There are two types of a homing journey made by cats. The first type occurs after a pet has been stolen, given away to another owner, moves with the family to another house, or gets lost a long way from home. Here the challenge is to return to a familiar home base after starting out in unfamiliar surroundings. Although this may sound difficult, there are many authenticated cases where this has been accomplished with apparent ease and in a very short space of time. The explanations for this ability center around the cat’s sensitivity to the earth’s magnetic forces.
More difficult to explain is the second type of homing journey made by cats which occurs when the cat’s owners have moved away and left the cat behind. To reunite with the owners the cat must travel through unfamiliar territory to a destination previously unknown to the cat. Dr. Joseph Rhine of Duke University coined the term “psi-trailing” for this behavior. Because of the possibility of confusing a similarly marked cat with the owner’s pet left behind, researchers have insisted that there be incontestable distinguishing marks, physical abnormalities, specific previous injuries or specific behavior patterns that would rule out it simply being a case of mistaken identity.
Among the cases authenticated by Drs Joseph Rhine and Sara Feather of Duke University, is that of Beau Cat, a pet in Louisiana who was reported to be missing while the family was looking for a house in Texas. The father stayed in Texas and the family came home but there was still no sign of Beau Cat. Five months later, when the family was settled in Texas, the cat appeared in the schoolyard where the mother taught and her son, was a pupil. Another cat that was left behind in California, appeared 14 months later in Oklahoma. And still another, journeyed 2300 miles during five months, from New York to California, to join its owner.
These phenomenal treks are not limited to American cats. One account involves a French cat which left home and succeeded in finding a young man who had left for military service. The cat traveled 75 miles through the Vosges mountains before he reached his owner’s barracks 11 days later.

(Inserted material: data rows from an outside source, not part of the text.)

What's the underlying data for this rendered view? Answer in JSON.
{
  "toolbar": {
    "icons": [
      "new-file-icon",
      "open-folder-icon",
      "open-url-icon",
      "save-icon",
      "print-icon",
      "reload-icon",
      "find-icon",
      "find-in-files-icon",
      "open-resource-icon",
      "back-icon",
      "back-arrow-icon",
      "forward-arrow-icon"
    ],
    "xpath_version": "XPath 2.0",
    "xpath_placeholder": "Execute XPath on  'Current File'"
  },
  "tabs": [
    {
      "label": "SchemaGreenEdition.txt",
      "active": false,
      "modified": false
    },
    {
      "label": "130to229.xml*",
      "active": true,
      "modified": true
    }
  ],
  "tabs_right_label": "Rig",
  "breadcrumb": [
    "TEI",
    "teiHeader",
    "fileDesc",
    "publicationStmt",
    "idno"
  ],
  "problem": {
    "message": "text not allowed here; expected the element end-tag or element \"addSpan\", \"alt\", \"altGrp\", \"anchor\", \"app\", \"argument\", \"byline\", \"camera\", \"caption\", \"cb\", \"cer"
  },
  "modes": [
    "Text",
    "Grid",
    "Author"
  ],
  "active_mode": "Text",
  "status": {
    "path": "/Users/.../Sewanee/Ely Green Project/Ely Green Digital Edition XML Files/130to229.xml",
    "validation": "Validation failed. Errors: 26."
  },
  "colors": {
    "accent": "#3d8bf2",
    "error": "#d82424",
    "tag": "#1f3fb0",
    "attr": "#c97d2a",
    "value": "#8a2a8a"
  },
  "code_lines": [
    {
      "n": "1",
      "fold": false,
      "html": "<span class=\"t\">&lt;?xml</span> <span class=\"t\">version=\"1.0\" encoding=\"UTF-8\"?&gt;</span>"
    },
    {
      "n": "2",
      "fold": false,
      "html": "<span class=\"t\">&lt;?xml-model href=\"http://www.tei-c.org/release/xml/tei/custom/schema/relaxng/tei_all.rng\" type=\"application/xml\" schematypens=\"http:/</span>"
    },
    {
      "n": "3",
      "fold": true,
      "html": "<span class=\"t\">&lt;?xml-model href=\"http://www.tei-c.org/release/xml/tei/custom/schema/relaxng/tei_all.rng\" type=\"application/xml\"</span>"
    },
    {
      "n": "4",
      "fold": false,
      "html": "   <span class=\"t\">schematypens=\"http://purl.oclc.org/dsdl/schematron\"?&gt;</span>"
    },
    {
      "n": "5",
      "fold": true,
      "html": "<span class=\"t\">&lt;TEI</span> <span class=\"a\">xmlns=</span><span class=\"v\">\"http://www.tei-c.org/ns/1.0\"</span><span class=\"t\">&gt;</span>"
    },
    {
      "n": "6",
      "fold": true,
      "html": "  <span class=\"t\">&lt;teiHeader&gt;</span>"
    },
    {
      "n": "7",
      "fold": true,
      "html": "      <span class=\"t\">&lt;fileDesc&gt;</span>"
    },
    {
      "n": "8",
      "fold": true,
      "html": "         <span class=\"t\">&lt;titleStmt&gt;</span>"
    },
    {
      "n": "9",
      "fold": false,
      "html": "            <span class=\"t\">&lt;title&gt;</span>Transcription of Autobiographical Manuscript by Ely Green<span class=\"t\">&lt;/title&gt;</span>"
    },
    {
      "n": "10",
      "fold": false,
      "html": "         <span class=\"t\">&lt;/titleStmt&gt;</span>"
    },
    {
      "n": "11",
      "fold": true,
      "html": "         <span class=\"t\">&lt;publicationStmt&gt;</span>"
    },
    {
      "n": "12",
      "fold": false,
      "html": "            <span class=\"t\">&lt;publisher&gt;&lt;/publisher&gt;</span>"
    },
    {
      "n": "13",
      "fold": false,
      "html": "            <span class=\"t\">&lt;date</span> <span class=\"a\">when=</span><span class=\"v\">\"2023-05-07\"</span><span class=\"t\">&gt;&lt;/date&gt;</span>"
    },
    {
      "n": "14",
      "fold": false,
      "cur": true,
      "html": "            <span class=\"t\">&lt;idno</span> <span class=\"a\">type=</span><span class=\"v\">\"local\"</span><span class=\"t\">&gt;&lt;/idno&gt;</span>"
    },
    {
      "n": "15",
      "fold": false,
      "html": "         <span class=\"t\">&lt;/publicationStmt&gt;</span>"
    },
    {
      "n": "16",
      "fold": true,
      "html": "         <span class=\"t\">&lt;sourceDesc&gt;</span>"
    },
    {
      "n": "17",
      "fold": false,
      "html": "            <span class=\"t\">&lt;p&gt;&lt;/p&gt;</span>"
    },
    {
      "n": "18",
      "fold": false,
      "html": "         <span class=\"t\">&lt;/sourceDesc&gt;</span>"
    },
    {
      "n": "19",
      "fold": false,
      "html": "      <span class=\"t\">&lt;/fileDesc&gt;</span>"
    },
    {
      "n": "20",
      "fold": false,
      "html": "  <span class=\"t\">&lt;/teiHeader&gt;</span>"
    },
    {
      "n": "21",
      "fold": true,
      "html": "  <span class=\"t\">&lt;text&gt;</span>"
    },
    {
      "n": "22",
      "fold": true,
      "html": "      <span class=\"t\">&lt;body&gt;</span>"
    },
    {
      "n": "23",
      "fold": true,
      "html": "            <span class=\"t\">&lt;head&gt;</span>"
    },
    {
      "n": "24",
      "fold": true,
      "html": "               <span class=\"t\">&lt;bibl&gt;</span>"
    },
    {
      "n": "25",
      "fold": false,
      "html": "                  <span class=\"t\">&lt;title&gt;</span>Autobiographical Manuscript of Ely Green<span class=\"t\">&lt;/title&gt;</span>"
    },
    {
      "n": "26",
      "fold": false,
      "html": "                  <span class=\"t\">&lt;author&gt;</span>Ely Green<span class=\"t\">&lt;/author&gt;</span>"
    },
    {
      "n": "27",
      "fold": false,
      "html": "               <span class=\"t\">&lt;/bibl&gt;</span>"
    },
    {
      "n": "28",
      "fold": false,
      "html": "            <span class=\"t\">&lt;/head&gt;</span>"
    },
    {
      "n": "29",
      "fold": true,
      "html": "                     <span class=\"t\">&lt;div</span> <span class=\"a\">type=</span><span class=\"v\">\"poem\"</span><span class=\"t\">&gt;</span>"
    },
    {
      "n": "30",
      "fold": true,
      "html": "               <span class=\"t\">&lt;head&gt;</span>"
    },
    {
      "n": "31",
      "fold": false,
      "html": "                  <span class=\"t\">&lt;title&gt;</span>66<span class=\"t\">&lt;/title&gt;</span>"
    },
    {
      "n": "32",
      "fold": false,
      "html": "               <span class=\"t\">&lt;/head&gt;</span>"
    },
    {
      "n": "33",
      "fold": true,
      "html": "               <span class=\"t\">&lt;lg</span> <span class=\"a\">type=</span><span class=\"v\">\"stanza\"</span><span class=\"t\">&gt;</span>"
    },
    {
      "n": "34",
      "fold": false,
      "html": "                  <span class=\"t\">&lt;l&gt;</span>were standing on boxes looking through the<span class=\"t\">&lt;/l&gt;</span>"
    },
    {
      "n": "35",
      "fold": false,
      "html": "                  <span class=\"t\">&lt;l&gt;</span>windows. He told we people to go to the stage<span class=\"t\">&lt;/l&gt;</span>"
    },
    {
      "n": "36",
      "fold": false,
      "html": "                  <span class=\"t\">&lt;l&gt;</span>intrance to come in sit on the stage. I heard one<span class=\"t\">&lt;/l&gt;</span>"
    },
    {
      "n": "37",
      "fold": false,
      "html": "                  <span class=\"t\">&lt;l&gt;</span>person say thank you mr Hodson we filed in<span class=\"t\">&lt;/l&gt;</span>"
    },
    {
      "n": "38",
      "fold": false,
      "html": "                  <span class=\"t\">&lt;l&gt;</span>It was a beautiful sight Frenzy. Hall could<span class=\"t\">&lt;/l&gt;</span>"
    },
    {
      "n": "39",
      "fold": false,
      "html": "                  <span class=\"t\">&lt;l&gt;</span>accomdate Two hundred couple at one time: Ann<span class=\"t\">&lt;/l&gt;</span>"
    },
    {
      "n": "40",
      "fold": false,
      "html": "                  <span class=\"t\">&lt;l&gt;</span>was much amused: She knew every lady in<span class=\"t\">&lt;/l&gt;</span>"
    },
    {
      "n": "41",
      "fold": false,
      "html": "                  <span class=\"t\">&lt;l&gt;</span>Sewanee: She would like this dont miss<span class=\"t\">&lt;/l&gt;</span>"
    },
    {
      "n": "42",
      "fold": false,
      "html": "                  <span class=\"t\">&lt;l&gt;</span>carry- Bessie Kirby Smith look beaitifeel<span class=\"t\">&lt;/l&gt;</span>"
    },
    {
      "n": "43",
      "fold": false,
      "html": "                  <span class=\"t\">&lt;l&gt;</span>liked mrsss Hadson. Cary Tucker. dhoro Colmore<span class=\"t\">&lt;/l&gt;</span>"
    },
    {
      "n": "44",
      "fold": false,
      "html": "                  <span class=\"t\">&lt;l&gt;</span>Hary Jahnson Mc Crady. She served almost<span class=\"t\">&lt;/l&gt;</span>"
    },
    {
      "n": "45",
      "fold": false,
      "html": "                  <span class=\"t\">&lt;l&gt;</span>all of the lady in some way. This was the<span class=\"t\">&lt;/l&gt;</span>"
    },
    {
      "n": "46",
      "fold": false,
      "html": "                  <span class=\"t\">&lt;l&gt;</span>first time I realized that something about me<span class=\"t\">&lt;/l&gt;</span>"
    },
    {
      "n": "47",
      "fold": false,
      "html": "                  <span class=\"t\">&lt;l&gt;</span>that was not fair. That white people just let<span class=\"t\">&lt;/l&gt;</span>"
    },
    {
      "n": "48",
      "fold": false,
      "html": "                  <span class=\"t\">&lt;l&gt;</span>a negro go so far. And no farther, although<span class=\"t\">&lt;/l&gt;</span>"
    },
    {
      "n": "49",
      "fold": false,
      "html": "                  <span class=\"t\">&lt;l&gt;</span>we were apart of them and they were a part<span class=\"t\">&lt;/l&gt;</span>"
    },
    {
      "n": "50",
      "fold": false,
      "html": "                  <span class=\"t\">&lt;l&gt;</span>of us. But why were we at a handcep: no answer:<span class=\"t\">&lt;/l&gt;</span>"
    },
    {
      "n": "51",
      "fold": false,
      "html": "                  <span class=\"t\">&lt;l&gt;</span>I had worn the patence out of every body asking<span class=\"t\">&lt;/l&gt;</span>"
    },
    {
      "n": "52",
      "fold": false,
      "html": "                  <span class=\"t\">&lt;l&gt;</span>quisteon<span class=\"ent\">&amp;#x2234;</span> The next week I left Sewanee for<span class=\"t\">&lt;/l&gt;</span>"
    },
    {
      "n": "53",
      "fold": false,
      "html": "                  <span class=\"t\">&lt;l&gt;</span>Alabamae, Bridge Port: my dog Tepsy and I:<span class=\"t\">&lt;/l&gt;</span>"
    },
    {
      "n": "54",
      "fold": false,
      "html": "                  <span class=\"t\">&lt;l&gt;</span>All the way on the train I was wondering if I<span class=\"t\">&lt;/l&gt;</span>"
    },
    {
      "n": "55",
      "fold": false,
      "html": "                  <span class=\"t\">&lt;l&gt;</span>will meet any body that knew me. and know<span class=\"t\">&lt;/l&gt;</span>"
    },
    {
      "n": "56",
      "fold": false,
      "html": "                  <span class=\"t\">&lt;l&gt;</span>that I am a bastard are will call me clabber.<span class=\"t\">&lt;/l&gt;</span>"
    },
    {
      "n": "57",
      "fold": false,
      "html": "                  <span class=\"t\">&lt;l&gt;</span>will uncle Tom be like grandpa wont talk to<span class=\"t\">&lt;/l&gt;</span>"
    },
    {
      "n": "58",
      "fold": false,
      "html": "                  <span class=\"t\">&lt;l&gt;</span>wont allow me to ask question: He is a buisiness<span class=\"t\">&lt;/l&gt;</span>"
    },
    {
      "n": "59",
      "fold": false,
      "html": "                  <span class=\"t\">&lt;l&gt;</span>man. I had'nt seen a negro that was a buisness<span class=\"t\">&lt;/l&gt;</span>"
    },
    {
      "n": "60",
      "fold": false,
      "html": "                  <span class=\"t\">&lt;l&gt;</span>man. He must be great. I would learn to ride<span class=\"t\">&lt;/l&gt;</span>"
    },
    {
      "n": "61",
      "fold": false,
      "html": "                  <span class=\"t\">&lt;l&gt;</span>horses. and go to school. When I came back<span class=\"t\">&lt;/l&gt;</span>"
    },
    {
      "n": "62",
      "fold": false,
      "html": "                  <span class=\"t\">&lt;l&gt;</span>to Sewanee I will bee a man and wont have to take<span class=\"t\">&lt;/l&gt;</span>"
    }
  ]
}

Consider the remarks of the leading animal ethologist and Nobel Prizewinner, the late Nikko Tinbergen, who declared of extrasensory perception, “if one applies the term to perception by processes not yet known to us, extrasensory perception among living creatures may well apply widely.” What may be even more impressive than the physical feats and perceptual abilities involved in these incredible journeys, is the motivational drive required to impel the cat to initiate the quest in the first place and to sustain him until he successfully finishes it. Love is a powerful force.